The 5-year relative survival rate for stage 3 medullary thyroid cancer is 92%. This is the survival rate for an MTC with SEER stage “Regional,” where the cancer has spread outside the thyroid gland to surrounding structures.

What is the difference between thyroid cancer and medullary thyroid cancer?

Thyroid cancer can be of many different types, one of which is medullary thyroid cancer. The other types include papillary thyroid cancer, follicular thyroid cancer, and anaplastic thyroid cancer.

How serious is medullary thyroid cancer?

The prognosis for medullary thyroid cancer is not usually as good as differentiated thyroid cancers (papillary and follicular types). If MTC is discovered early, it can be cured with surgery. People with metastatic disease have a poorer outlook.

How does medullary thyroid cancer present?

Medullary thyroid cancer (MTC) is frequently diagnosed on routine physical examination as a solitary neck nodule. This thyroid nodule often does not cause any symptoms. 

Prevention and Early Detection Strategies

The Significance of Early Genetic Screening for High-Risk Individuals

A mutation in the RET gene is a hallmark of medullary thyroid cancer. Genetic testing to detect this mutation can lead to early detection in high-risk and asymptomatic individuals. This includes:

  • People who have the RET mutation but don’t have MTC yet.

  • People who have the RET mutation and have developed MTC but don’t have any symptoms. 

If a person has been diagnosed with MTC, others in their family should undergo genetic counseling and testing. Such individuals can have medullary thyroid cancer treated preemptively with thyroid surgery.

Thyroid Ultrasound Screening for Early Detection of Thyroid Nodules

Your doctor may order a neck ultrasound imaging test if they note a thyroid nodule. Thyroid nodules are also sometimes discovered incidentally on imaging tests done to evaluate other conditions in the neck. Nodules found in imaging studies are usually smaller than those discovered in a physical exam.

Lifestyle Choices That Could Influence Thyroid Health and Cancer Risk

Iodine deficiency and excess have been linked to increased thyroid cancer risk. Most people who eat a healthy, balanced diet get the right amount of iodine from dietary sources. However, if you have a deficiency, talk to your healthcare provider about eating iodine-rich foods such as seafood or seasoning your food with small amounts of iodized salt. 

Radiation is another known risk factor for thyroid cancer.
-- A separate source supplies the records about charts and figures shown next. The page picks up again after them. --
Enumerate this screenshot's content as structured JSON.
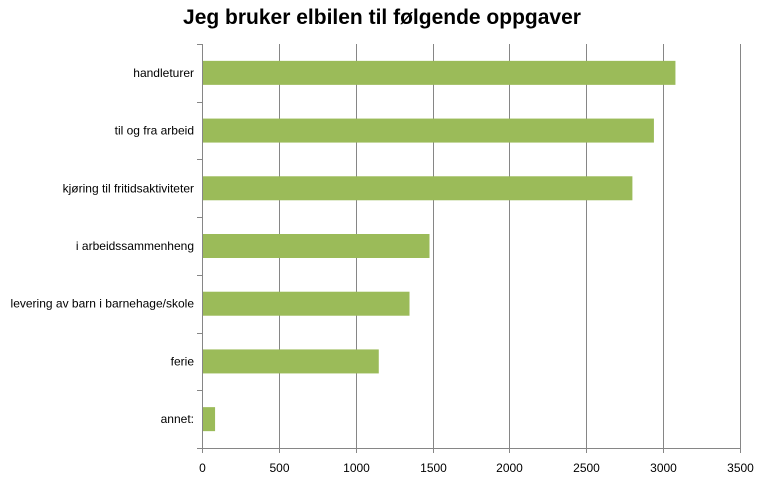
{
  "chart_data": {
    "type": "bar",
    "orientation": "horizontal",
    "title": "Jeg bruker elbilen til følgende oppgaver",
    "categories": [
      "handleturer",
      "til og fra arbeid",
      "kjøring til fritidsaktiviteter",
      "i arbeidssammenheng",
      "levering av barn i barnehage/skole",
      "ferie",
      "annet:"
    ],
    "values": [
      3080,
      2940,
      2800,
      1480,
      1350,
      1150,
      85
    ],
    "xlim": [
      0,
      3500
    ],
    "xticks": [
      0,
      500,
      1000,
      1500,
      2000,
      2500,
      3000,
      3500
    ],
    "xlabel": "",
    "ylabel": "",
    "grid": "vertical",
    "legend": "none",
    "bar_color": "#9BBB59"
  }
}
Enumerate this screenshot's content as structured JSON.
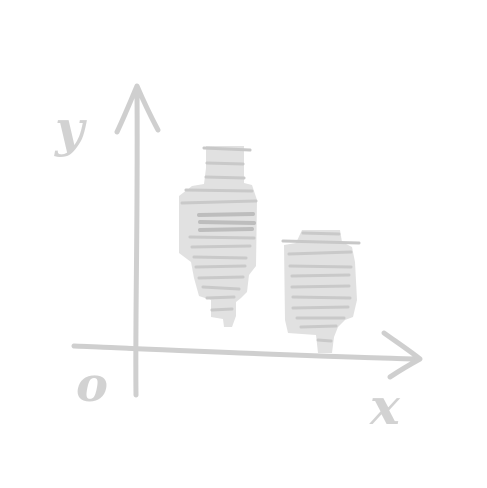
{
  "sketch": {
    "y_axis_label": "y",
    "x_axis_label": "x",
    "origin_label": "o"
  },
  "colors": {
    "stroke": "#cfcfcf",
    "fill": "#e1e1e1",
    "text": "#d2d2d2"
  }
}
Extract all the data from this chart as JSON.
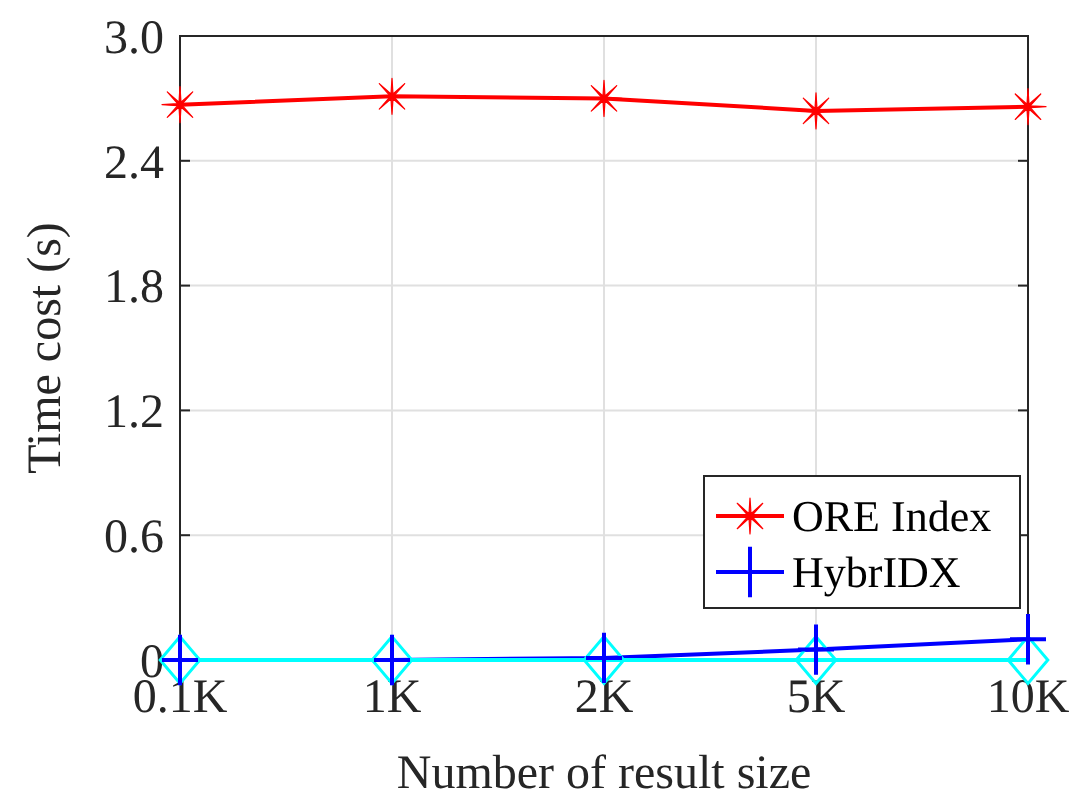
{
  "chart_data": {
    "type": "line",
    "xlabel": "Number of result size",
    "ylabel": "Time cost (s)",
    "categories": [
      "0.1K",
      "1K",
      "2K",
      "5K",
      "10K"
    ],
    "ylim": [
      0,
      3
    ],
    "yticks": [
      0,
      0.6,
      1.2,
      1.8,
      2.4,
      {
        "value": 3,
        "label": "3.0"
      }
    ],
    "grid": true,
    "legend": "right",
    "series": [
      {
        "name": "ORE Index",
        "color": "#ff0000",
        "marker": "star",
        "values": [
          2.67,
          2.71,
          2.7,
          2.64,
          2.66
        ]
      },
      {
        "name": "HybrIDX",
        "color": "#0000ff",
        "marker": "cross",
        "values": [
          0,
          0,
          0.01,
          0.05,
          0.1
        ]
      },
      {
        "color": "#00ffff",
        "marker": "diamond",
        "values": [
          0,
          0,
          0,
          0,
          0
        ]
      }
    ]
  }
}
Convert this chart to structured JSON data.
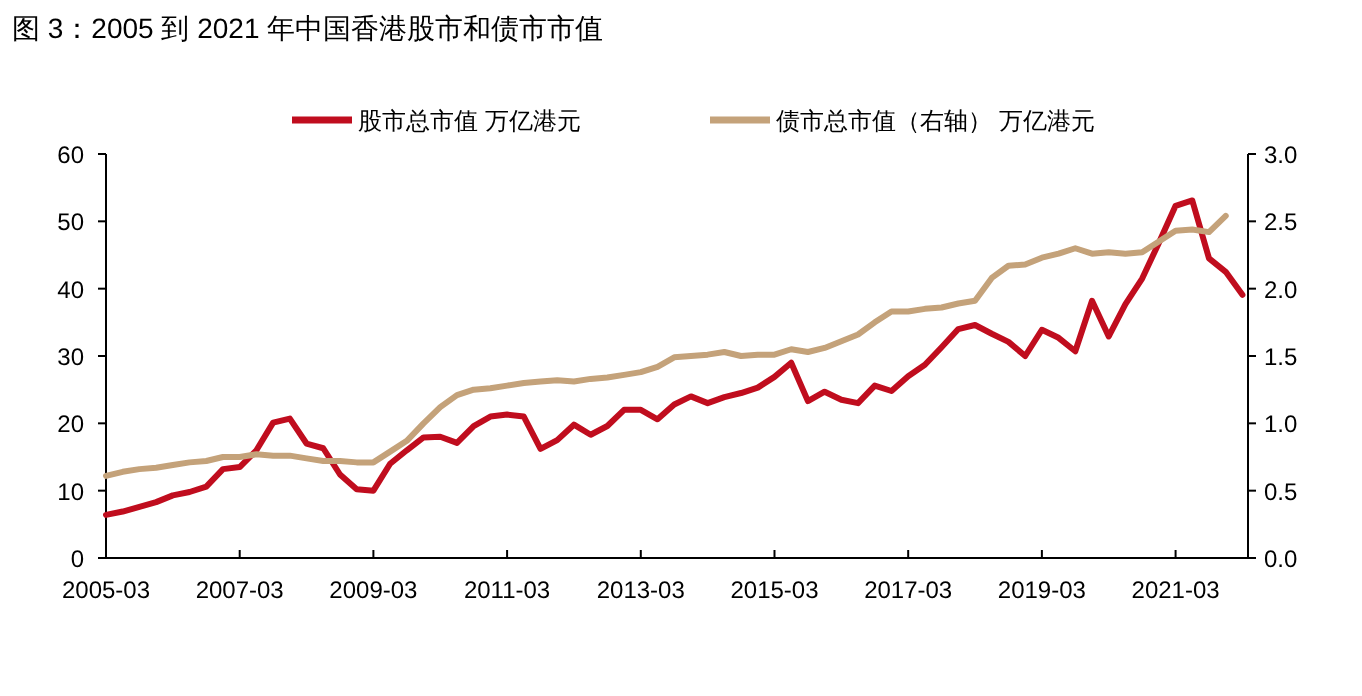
{
  "chart_data": {
    "type": "line",
    "title": "图 3：2005 到 2021 年中国香港股市和债市市值",
    "x": [
      "2005-03",
      "2005-06",
      "2005-09",
      "2005-12",
      "2006-03",
      "2006-06",
      "2006-09",
      "2006-12",
      "2007-03",
      "2007-06",
      "2007-09",
      "2007-12",
      "2008-03",
      "2008-06",
      "2008-09",
      "2008-12",
      "2009-03",
      "2009-06",
      "2009-09",
      "2009-12",
      "2010-03",
      "2010-06",
      "2010-09",
      "2010-12",
      "2011-03",
      "2011-06",
      "2011-09",
      "2011-12",
      "2012-03",
      "2012-06",
      "2012-09",
      "2012-12",
      "2013-03",
      "2013-06",
      "2013-09",
      "2013-12",
      "2014-03",
      "2014-06",
      "2014-09",
      "2014-12",
      "2015-03",
      "2015-06",
      "2015-09",
      "2015-12",
      "2016-03",
      "2016-06",
      "2016-09",
      "2016-12",
      "2017-03",
      "2017-06",
      "2017-09",
      "2017-12",
      "2018-03",
      "2018-06",
      "2018-09",
      "2018-12",
      "2019-03",
      "2019-06",
      "2019-09",
      "2019-12",
      "2020-03",
      "2020-06",
      "2020-09",
      "2020-12",
      "2021-03",
      "2021-06",
      "2021-09",
      "2021-12",
      "2022-03"
    ],
    "series": [
      {
        "name": "股市总市值 万亿港元",
        "color": "#c00d1e",
        "values": [
          6.4,
          6.9,
          7.6,
          8.3,
          9.3,
          9.8,
          10.6,
          13.2,
          13.5,
          16,
          20.1,
          20.7,
          17,
          16.3,
          12.4,
          10.2,
          10,
          14,
          16,
          17.9,
          18,
          17.1,
          19.6,
          21,
          21.3,
          21,
          16.2,
          17.5,
          19.8,
          18.3,
          19.6,
          22,
          22,
          20.6,
          22.8,
          24,
          23,
          23.9,
          24.5,
          25.3,
          26.9,
          29,
          23.3,
          24.7,
          23.5,
          23,
          25.6,
          24.8,
          27,
          28.7,
          31.3,
          34,
          34.6,
          33.3,
          32.1,
          30,
          33.9,
          32.7,
          30.7,
          38.2,
          32.9,
          37.7,
          41.5,
          46.8,
          52.3,
          53.1,
          44.5,
          42.5,
          39.1
        ]
      },
      {
        "name": "债市总市值（右轴） 万亿港元",
        "color": "#c4a27a",
        "axis": "y2",
        "values": [
          0.61,
          0.64,
          0.66,
          0.67,
          0.69,
          0.71,
          0.72,
          0.75,
          0.75,
          0.77,
          0.76,
          0.76,
          0.74,
          0.72,
          0.72,
          0.71,
          0.71,
          0.79,
          0.87,
          1.0,
          1.12,
          1.21,
          1.25,
          1.26,
          1.28,
          1.3,
          1.31,
          1.32,
          1.31,
          1.33,
          1.34,
          1.36,
          1.38,
          1.42,
          1.49,
          1.5,
          1.51,
          1.53,
          1.5,
          1.51,
          1.51,
          1.55,
          1.53,
          1.56,
          1.61,
          1.66,
          1.75,
          1.83,
          1.83,
          1.85,
          1.86,
          1.89,
          1.91,
          2.08,
          2.17,
          2.18,
          2.23,
          2.26,
          2.3,
          2.26,
          2.27,
          2.26,
          2.27,
          2.35,
          2.43,
          2.44,
          2.42,
          2.54,
          null
        ]
      }
    ],
    "xlim": [
      "2005-03",
      "2022-04"
    ],
    "xticks": [
      "2005-03",
      "2007-03",
      "2009-03",
      "2011-03",
      "2013-03",
      "2015-03",
      "2017-03",
      "2019-03",
      "2021-03"
    ],
    "ylim": [
      0,
      60
    ],
    "yticks": [
      0,
      10,
      20,
      30,
      40,
      50,
      60
    ],
    "y2lim": [
      0,
      3
    ],
    "y2ticks": [
      {
        "value": 0,
        "label": "0.0"
      },
      {
        "value": 0.5,
        "label": "0.5"
      },
      {
        "value": 1,
        "label": "1.0"
      },
      {
        "value": 1.5,
        "label": "1.5"
      },
      {
        "value": 2,
        "label": "2.0"
      },
      {
        "value": 2.5,
        "label": "2.5"
      },
      {
        "value": 3,
        "label": "3.0"
      }
    ],
    "legend": "top",
    "grid": false,
    "marker": "none",
    "line_style": "solid"
  }
}
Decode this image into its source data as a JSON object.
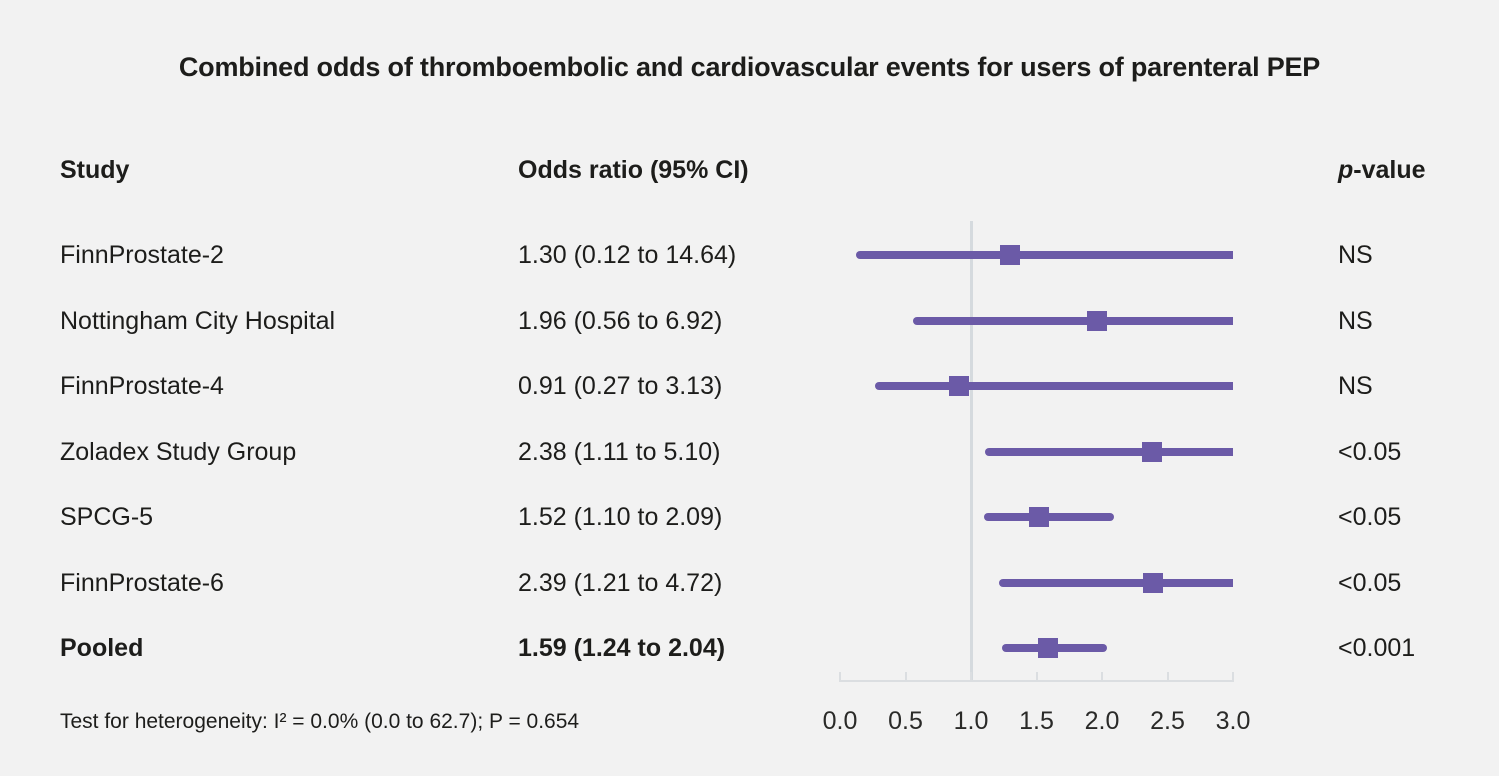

To limit exposure, your healthcare providers will only order radiating imaging studies such as X-rays and CT scans when absolutely necessary. 

Obesity has been linked to an increased risk of thyroid cancer. Keep your weight in a healthy range by eating healthy and engaging in regular physical activity.

Note: Some people develop medullary thyroid cancer even when they don’t have any risk factors. Early diagnosis and treatment is the key to a good outcome. Seek care from a medical professional without delay if you see or feel a lump or growth in your neck.